Nach vielen Jahren Pause wieder in DOOM 64 einzutauchen, ist für Dominik ein besonderes Vergnügen. Er erinnert sich an die rohe Action, den pulsierenden Sound und das Gefühl, allein gegen die Hölle anzutreten – doch Level 3 überrascht ihn mit deutlich mehr Rätselmechaniken, als er in Erinnerung hatte. Die Vielzahl an Schaltern und Türen zwingt dazu, kurz innezuhalten, Wege zu planen und die Umgebung genau zu beobachten. Gerade dieser Mix aus rasanten Kämpfen und kurzen Denkpausen sorgt für die unverwechselbare Spannung, die DOOM 64 bis heute auszeichnet.
Technisch basiert das Spiel auf einer überarbeiteten DOOM II-Engine, was sich in flüssigeren Bewegungen, feineren Texturen und einer spürbar dichteren Atmosphäre niederschlägt.

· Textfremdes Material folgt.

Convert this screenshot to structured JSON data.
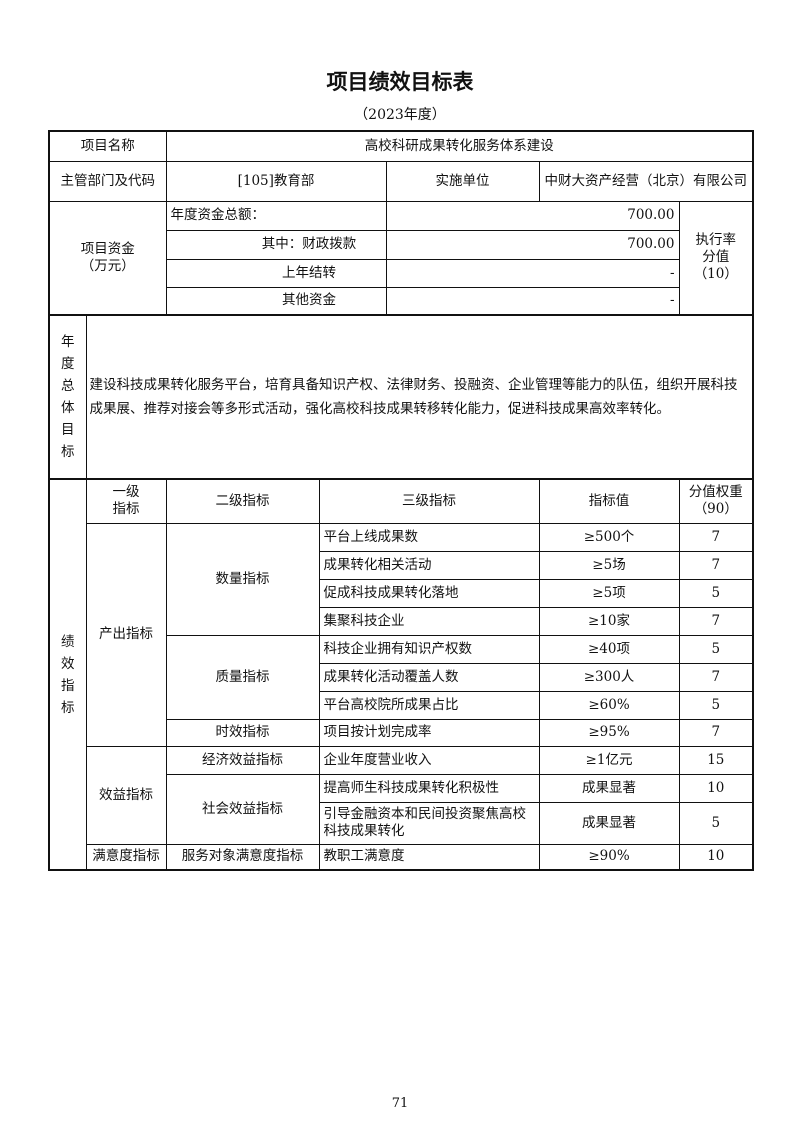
{
  "title": "项目绩效目标表",
  "subtitle": "（2023年度）",
  "project_name_label": "项目名称",
  "project_name": "高校科研成果转化服务体系建设",
  "dept_label": "主管部门及代码",
  "dept_value": "[105]教育部",
  "impl_label": "实施单位",
  "impl_value": "中财大资产经营（北京）有限公司",
  "funds": {
    "label": "项目资金（万元）",
    "label_line1": "项目资金",
    "label_line2": "（万元）",
    "rows": [
      {
        "label": "年度资金总额：",
        "value": "700.00"
      },
      {
        "label": "其中：财政拨款",
        "value": "700.00"
      },
      {
        "label": "上年结转",
        "value": "-"
      },
      {
        "label": "其他资金",
        "value": "-"
      }
    ],
    "exec_label_line1": "执行率",
    "exec_label_line2": "分值",
    "exec_label_line3": "（10）"
  },
  "goal": {
    "label": "年度总体目标",
    "chars": [
      "年",
      "度",
      "总",
      "体",
      "目",
      "标"
    ],
    "text": "建设科技成果转化服务平台，培育具备知识产权、法律财务、投融资、企业管理等能力的队伍，组织开展科技成果展、推荐对接会等多形式活动，强化高校科技成果转移转化能力，促进科技成果高效率转化。"
  },
  "indicators": {
    "label_chars": [
      "绩",
      "效",
      "指",
      "标"
    ],
    "headers": {
      "level1_line1": "一级",
      "level1_line2": "指标",
      "level2": "二级指标",
      "level3": "三级指标",
      "value": "指标值",
      "weight_line1": "分值权重",
      "weight_line2": "（90）"
    },
    "level1": [
      "产出指标",
      "效益指标",
      "满意度指标"
    ],
    "level2": [
      "数量指标",
      "质量指标",
      "时效指标",
      "经济效益指标",
      "社会效益指标",
      "服务对象满意度指标"
    ],
    "rows": [
      {
        "name": "平台上线成果数",
        "value": "≥500个",
        "weight": "7"
      },
      {
        "name": "成果转化相关活动",
        "value": "≥5场",
        "weight": "7"
      },
      {
        "name": "促成科技成果转化落地",
        "value": "≥5项",
        "weight": "5"
      },
      {
        "name": "集聚科技企业",
        "value": "≥10家",
        "weight": "7"
      },
      {
        "name": "科技企业拥有知识产权数",
        "value": "≥40项",
        "weight": "5"
      },
      {
        "name": "成果转化活动覆盖人数",
        "value": "≥300人",
        "weight": "7"
      },
      {
        "name": "平台高校院所成果占比",
        "value": "≥60%",
        "weight": "5"
      },
      {
        "name": "项目按计划完成率",
        "value": "≥95%",
        "weight": "7"
      },
      {
        "name": "企业年度营业收入",
        "value": "≥1亿元",
        "weight": "15"
      },
      {
        "name": "提高师生科技成果转化积极性",
        "value": "成果显著",
        "weight": "10"
      },
      {
        "name": "引导金融资本和民间投资聚焦高校科技成果转化",
        "value": "成果显著",
        "weight": "5"
      },
      {
        "name": "教职工满意度",
        "value": "≥90%",
        "weight": "10"
      }
    ]
  },
  "page_number": "71"
}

Das Spiel ist dunkler, kontrastreicher und wirkt insgesamt wie eine erwachsenere Neuinterpretation des Klassikers. Mit seinen 32 Leveln, neuen Gegnerdesigns und exklusiven N64-Inhalten entwickelte sich DOOM 64 zu einem eigenständigen Kapitel in der Geschichte des Genres – nicht einfach ein Port, sondern eine Neuinterpretation mit eigenem Charakter.

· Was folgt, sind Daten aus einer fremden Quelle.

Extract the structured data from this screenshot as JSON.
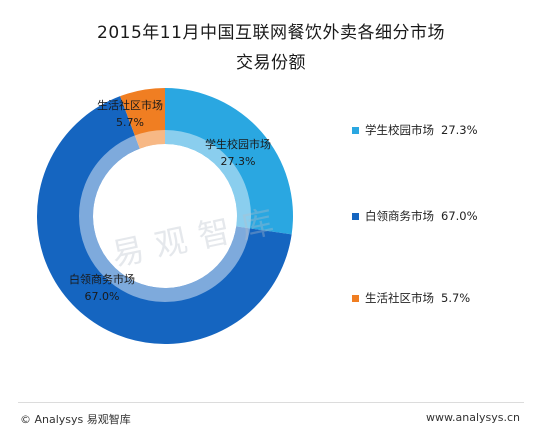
{
  "title_line1": "2015年11月中国互联网餐饮外卖各细分市场",
  "title_line2": "交易份额",
  "watermark": "易观智库",
  "footer": {
    "left": "© Analysys 易观智库",
    "right": "www.analysys.cn"
  },
  "legend": [
    {
      "label": "学生校园市场",
      "value": "27.3%",
      "color": "#2aa7e1"
    },
    {
      "label": "白领商务市场",
      "value": "67.0%",
      "color": "#1565c0"
    },
    {
      "label": "生活社区市场",
      "value": "5.7%",
      "color": "#f07e22"
    }
  ],
  "chart_data": {
    "type": "pie",
    "subtype": "donut",
    "title": "2015年11月中国互联网餐饮外卖各细分市场交易份额",
    "series": [
      {
        "name": "学生校园市场",
        "value": 27.3,
        "label": "27.3%",
        "color": "#2aa7e1"
      },
      {
        "name": "白领商务市场",
        "value": 67.0,
        "label": "67.0%",
        "color": "#1565c0"
      },
      {
        "name": "生活社区市场",
        "value": 5.7,
        "label": "5.7%",
        "color": "#f07e22"
      }
    ],
    "legend_position": "right"
  }
}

Dominiks dritter Ausflug in die albtraumhafte Welt von DOOM 64 zeigt eindrucksvoll, wie gut der Titel gealtert ist. Trotz seiner minimalistischen Story bietet er bis heute präzises Gameplay, markante Atmosphäre und das unverkennbare Gefühl, sich durch die Abgründe der Hölle zu ballern. Für Retro-Fans bleibt dieser Teil ein Pflichtprogramm – und Dominik wird die kommenden Level in seiner fortlaufenden Reihe selbstverständlich weiter erkunden.